L’absence de ressources belges

Alors pourquoi tolère-t-on cette dépendance depuis des décennies? Les Belges sont pragmatiques. En effet, le Royaume n’a pas de ressources naturelles permettant de produire de l’énergie sur son territoire. La Russie, de son côté, jouit de pléthores de ressources de gaz. Ce qui est aussi le cas des États-Unis ou, dans une moindre mesure, des Pays-Bas ou de la Norvège. C’est la raison principale qui a poussé, nous précise la politologue du Centre de recherche d’information socio-politique (CRISP) Fabienne Collard, notre pays vers l’atome il y a une quarantaine d’années. Ce choix a ensuite été remis en question, notamment à cause des déchets nucléaires et des risques d’incidents.

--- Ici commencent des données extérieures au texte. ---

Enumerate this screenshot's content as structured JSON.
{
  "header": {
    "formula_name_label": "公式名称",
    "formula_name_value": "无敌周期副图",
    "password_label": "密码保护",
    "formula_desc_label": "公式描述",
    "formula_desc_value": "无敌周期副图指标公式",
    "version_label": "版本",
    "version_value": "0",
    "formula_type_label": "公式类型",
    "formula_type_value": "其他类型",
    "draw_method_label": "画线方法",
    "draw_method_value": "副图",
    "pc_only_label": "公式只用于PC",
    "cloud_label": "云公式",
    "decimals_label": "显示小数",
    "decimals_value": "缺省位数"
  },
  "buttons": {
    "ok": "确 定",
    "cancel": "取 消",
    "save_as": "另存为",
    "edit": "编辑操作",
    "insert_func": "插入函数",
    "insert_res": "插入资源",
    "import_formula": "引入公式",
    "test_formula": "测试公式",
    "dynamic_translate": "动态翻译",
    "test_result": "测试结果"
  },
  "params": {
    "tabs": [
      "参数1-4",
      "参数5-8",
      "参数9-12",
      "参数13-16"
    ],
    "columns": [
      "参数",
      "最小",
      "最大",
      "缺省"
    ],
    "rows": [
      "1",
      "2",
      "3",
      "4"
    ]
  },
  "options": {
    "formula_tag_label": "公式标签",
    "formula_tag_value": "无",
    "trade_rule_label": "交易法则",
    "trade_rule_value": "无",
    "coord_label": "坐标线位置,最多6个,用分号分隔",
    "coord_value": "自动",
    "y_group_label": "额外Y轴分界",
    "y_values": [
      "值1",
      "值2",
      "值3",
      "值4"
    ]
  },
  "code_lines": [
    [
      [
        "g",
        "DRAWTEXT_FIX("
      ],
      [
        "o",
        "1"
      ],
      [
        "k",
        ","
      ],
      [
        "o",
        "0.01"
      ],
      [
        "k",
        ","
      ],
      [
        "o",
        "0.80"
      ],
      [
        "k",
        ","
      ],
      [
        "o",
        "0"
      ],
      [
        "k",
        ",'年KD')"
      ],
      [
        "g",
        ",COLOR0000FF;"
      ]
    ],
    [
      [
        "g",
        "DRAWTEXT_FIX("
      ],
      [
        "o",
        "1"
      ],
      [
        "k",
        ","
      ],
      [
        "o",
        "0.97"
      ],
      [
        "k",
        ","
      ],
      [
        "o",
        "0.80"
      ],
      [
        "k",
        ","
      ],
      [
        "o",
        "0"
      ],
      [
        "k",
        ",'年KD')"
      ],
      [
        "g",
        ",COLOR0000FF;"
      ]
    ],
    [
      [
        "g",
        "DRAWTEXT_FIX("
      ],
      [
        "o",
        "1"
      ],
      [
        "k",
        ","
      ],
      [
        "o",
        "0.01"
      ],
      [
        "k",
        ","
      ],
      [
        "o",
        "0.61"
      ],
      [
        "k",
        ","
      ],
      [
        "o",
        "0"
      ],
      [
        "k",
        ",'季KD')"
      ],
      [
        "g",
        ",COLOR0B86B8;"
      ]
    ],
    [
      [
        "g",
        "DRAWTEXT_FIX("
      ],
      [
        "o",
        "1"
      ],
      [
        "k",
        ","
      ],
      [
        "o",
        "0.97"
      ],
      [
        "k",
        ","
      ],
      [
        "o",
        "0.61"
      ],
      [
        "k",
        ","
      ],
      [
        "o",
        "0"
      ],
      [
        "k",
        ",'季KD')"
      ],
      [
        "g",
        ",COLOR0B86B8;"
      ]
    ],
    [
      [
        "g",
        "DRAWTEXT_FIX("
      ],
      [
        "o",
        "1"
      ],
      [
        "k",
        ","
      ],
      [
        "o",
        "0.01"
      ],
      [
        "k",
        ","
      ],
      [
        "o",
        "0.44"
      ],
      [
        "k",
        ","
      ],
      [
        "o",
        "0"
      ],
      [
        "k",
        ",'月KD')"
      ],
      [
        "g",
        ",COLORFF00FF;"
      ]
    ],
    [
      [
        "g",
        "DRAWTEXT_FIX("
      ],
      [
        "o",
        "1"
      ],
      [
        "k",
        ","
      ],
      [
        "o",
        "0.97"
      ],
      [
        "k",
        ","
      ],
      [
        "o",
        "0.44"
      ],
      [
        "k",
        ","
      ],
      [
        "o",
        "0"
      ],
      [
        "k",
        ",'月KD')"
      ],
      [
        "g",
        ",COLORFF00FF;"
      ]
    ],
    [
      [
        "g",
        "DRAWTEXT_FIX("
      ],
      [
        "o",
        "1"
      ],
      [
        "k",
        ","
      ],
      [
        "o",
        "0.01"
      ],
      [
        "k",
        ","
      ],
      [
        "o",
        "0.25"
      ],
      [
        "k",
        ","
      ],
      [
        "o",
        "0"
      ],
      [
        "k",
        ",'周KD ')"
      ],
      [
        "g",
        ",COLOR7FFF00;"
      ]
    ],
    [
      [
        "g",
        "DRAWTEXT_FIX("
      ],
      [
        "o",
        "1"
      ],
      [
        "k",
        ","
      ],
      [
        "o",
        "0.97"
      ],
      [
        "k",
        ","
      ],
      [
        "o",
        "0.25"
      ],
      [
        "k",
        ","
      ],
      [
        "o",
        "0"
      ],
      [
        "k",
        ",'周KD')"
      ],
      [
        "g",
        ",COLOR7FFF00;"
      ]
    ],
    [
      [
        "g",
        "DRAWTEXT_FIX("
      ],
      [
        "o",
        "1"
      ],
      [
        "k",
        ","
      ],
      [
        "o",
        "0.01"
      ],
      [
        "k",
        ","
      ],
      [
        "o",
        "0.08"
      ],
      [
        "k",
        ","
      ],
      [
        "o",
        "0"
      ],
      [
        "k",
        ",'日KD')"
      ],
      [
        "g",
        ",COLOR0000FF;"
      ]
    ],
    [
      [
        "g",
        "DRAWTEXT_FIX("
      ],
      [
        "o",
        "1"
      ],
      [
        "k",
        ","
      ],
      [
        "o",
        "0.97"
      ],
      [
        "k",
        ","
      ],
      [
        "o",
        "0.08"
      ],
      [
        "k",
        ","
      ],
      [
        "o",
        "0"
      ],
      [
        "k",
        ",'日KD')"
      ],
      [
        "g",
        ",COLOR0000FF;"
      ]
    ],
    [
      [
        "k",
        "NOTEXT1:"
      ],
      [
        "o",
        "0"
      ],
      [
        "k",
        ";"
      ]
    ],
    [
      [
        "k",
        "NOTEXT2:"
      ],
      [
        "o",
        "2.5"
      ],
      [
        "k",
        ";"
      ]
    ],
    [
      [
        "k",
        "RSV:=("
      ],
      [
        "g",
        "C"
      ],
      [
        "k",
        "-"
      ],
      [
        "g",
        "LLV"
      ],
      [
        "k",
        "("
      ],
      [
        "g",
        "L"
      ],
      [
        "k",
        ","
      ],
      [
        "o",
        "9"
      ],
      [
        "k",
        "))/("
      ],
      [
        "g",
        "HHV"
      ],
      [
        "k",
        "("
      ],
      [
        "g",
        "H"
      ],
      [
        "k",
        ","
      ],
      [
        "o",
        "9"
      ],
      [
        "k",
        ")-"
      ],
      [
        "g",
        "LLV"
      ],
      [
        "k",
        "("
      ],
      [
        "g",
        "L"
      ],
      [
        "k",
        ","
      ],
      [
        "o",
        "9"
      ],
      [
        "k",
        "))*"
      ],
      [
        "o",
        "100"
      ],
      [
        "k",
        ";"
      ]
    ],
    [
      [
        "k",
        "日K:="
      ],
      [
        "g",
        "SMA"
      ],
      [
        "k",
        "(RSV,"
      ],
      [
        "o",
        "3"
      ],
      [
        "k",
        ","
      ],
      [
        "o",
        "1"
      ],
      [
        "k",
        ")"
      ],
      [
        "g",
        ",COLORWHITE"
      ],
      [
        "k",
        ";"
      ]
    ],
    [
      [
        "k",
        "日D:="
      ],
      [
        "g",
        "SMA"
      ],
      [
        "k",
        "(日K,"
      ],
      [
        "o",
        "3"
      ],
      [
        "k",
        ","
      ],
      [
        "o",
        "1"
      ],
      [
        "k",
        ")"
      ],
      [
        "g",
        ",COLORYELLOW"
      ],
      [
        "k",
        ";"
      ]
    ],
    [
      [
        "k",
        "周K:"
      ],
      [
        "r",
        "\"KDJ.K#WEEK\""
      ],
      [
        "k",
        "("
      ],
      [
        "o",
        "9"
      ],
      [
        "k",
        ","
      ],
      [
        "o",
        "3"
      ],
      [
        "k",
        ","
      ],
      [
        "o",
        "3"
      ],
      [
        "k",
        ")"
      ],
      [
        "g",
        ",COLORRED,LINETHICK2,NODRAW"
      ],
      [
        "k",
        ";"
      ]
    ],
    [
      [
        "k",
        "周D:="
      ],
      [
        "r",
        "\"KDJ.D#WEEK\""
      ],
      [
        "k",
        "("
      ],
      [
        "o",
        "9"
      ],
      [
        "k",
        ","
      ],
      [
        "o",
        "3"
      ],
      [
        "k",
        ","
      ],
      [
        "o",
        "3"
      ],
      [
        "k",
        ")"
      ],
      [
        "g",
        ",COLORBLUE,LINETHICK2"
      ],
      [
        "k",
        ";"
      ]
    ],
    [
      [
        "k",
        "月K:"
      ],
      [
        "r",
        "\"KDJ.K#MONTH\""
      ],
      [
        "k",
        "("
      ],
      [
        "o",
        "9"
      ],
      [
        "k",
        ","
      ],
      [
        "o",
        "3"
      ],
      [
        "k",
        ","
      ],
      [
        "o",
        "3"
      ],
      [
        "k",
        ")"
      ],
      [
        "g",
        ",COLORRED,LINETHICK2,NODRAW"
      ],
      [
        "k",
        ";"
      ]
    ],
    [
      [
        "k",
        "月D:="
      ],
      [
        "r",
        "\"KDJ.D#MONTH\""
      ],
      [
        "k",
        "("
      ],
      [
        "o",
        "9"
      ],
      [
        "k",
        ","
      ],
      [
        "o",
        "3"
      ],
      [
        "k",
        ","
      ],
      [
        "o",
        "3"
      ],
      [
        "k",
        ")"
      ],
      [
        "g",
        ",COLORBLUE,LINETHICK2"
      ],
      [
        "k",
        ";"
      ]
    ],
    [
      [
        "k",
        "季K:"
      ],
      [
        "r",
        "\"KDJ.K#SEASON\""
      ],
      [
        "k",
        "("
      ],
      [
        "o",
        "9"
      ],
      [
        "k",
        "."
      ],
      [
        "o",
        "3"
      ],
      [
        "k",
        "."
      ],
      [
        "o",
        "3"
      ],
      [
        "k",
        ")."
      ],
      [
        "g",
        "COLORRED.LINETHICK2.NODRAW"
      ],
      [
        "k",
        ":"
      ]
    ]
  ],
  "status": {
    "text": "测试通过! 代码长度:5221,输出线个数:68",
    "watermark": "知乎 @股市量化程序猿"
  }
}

Le renouvelable pourrait également nous permettre d’acquérir une certaine autonomie bien que ce ne soit pas la panacée non plus, notamment en raison de son intermittence (pas de vent, pas d’énergie via l’éolien, par exemple). De plus, il faudrait encore réaliser de très larges investissements. D’après le dernier rapport de la Direction générale de l’Énergie sorti l’été dernier, la part du renouvelable dans la consommation finale s’élevait en 2020 à 12 %. L’objectif de 13 % fixé par la directive sur les énergies renouvelables en 2009 n’a donc pas été atteint. Si le nucléaire reste la première énergie consommée (52,4 % du mix énergétique), on a encore besoin du gaz étranger (environ un quart du mix) pour éviter les black-out. D’autant que nos besoins ne diminuent pas de façon absolue. Cela fait dix ans que la consommation finale tourne autour des 40 mégatonnes équivalent pétrole. En 2020, on était à 38,4 Mtep, mais l’année était particulière et des industries ont notamment tourné au ralenti. « Cette stabilité est encourageante, car on pourrait penser que la consommation finale augmente en raison notamment de l’évolution démographique », précise Stéphane Bocqué, de la Fédération belge des entreprises électriques et gazières (Febeg).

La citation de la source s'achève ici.